Wednesday, 13 May 2009

Downtown (Die nackten Puppen der Unterwelt, 1975)

While Jess Franco made plenty of light-hearted comic-book style movies Downtown (Die nackten Puppen der Unterwelt) in 1975 is probably the closest he got to pure comedy. It’s a private eye spoof combined with a sex comedy, and it’s one of his odder movies.

Franco himself (in one of his best acting performances) plays Al Pereira, a down-on-his-luck rather seedy and not especially honest private eye. He’s employed by the glamorous wife (played by Lina Romay) of a wealthy businessman to take photos of the industrialist having sex with his mistress. It sounds sleazy but not not too dangerous, and Al needs the work.
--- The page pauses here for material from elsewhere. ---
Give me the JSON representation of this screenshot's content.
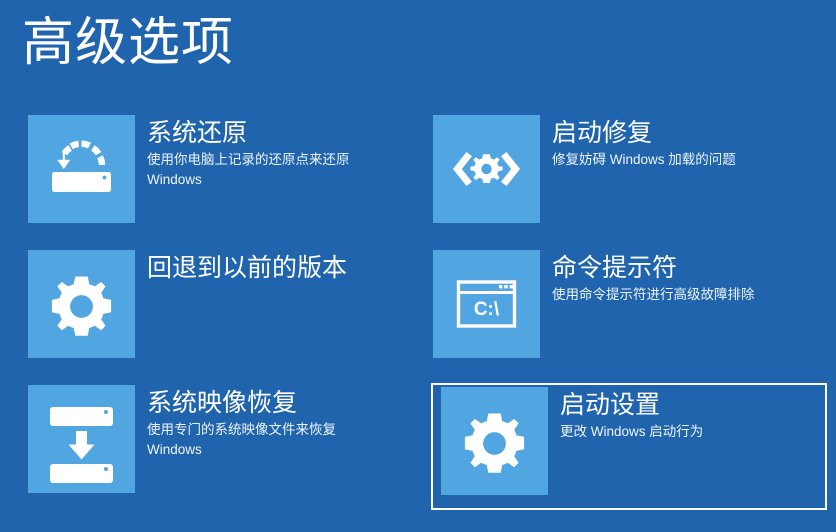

It turns out that it’s actually much more complicated, and involves blackmail and murder, and poor Al is in the frame for the slaying.

He’s also so deeply enmeshed he can’t see a way to escape, and he’s so sexually obsessed by Lina Romay he’s not sure he even wants to escape. And when he gets the chance to play kinky sex games with both Cynthia (Lina Romay) and her girlfriend Lola he’s well and truly hooked. Unfortunately that means becoming a partner in more blackmail, and being an unwitting accomplice in further murders.

Franco is a lot of fun as Al. He’s nervous, fidgety, neurotic, paranoid and totally consumed by lust. Lina Romay sheds her clothes and her inhibitions and gives a lively and entertaining performance, while Franco regular Paul Muller is good as the cynical police inspector who has a certain sympathy for the hapless Al.

And it has a nightclub performance scene. In fact, several nightclub performance scenes. These are always a highlight of any Franco movie, and Lina Romay goes right over-the-top in her strip-tease sequences. There are staggering quantities of nudity in this film, but there are also some real laughs and some genuine fun. And there’s even an actual mystery plot in there somewhere.

This is second-rank Franco, not to be compared to classics like Vampyros Lesbos or Venus in Furs, but if you accept it for what it is it’s rather silly entertaining fun.